In fact, the new "server roles" installation technique due for delivery with Longhorn is perhaps the only other certainty about Longhorn. This is Microsoft's new approach to software deployment. Rather than install everything all at once, the server roles approach allows IT staff to tell the installation program exactly what a particular server will be doing, so the installer only installs the software needed for that task.

IT Week identified the drawbacks of Windows installing unnecessary software last year in our review of Samba 3, which outperformed Windows as a file server in our tests. Part of Microsoft's explanation was that Samba and Linux combined require far less resources than Windows.

I talked this over with the guys in Microsoft HQ, and I'm sure I could hear the tears hitting their desk as they realised that an operating system so bloated with optional extras was doomed to lose ground against products designed for a single purpose.

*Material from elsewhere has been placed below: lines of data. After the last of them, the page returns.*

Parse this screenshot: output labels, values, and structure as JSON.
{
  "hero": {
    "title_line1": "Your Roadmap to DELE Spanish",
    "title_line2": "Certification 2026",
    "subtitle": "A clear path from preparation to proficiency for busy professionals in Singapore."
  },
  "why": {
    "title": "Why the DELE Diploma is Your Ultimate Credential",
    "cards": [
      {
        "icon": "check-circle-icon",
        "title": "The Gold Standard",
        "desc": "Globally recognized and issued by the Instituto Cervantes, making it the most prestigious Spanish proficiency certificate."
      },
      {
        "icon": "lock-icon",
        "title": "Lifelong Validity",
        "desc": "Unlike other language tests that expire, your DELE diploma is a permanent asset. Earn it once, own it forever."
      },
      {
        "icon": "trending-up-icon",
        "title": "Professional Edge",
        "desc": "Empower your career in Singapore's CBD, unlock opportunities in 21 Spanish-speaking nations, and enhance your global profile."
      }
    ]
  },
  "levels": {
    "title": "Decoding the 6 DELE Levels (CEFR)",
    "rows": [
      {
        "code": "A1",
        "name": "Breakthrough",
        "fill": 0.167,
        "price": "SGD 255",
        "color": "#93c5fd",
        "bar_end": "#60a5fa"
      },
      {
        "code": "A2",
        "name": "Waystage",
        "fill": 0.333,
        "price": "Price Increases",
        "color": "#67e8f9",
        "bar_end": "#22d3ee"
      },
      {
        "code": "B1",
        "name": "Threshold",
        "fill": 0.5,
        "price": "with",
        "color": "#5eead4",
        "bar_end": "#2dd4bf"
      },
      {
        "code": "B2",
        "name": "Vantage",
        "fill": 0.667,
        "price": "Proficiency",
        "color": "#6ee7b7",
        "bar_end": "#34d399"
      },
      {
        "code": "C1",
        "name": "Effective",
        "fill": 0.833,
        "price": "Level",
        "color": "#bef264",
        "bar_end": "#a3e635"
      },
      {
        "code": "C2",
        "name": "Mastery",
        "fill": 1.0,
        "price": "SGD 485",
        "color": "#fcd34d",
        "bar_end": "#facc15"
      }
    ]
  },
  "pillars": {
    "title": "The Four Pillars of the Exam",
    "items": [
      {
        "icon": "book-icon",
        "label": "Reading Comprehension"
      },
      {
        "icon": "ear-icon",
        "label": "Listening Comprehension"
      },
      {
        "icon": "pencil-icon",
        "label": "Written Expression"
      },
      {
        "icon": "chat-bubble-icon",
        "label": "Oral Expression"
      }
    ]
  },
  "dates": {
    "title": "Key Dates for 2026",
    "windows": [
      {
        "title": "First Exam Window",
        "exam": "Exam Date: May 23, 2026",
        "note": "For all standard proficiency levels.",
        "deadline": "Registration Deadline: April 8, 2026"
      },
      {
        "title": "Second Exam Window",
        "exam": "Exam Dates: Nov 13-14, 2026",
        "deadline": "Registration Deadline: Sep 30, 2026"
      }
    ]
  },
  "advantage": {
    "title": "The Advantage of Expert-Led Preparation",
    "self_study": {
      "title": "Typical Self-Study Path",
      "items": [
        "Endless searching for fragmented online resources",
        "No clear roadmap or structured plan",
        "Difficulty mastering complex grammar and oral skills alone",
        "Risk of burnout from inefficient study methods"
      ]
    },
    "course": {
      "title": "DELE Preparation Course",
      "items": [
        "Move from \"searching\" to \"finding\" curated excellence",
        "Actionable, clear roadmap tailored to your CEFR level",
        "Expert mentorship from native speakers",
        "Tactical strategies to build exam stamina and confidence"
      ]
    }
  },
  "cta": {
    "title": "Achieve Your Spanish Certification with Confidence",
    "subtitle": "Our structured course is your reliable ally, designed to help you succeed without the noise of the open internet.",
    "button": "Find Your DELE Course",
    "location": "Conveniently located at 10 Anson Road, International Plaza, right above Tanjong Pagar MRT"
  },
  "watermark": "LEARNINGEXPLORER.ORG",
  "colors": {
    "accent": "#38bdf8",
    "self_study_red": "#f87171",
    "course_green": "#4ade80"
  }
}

In instances like this it is clear that less really is more.

Anyhow, server roles would also provide an easy way to install Windows Services for Unix (SFU). This is important because in its current form, SFU is quite tricky to install. For example, you either need a working NIS server or a few files containing user names and encrypted passwords to be present on your c:\ drive. These things are easy enough for Linux administrators to arrange, but they can form an impossible barrier to Windows administrators attempting their first installation of SFU.

A server roles approach would reduce the resources required by an SFU system, but more to the point it would provide a way for customers to build Microsoft Unix servers that did not need to be weighed down by insecure Windows software, such as Internet Explorer or other unnecessary Windows tools. Imagine that.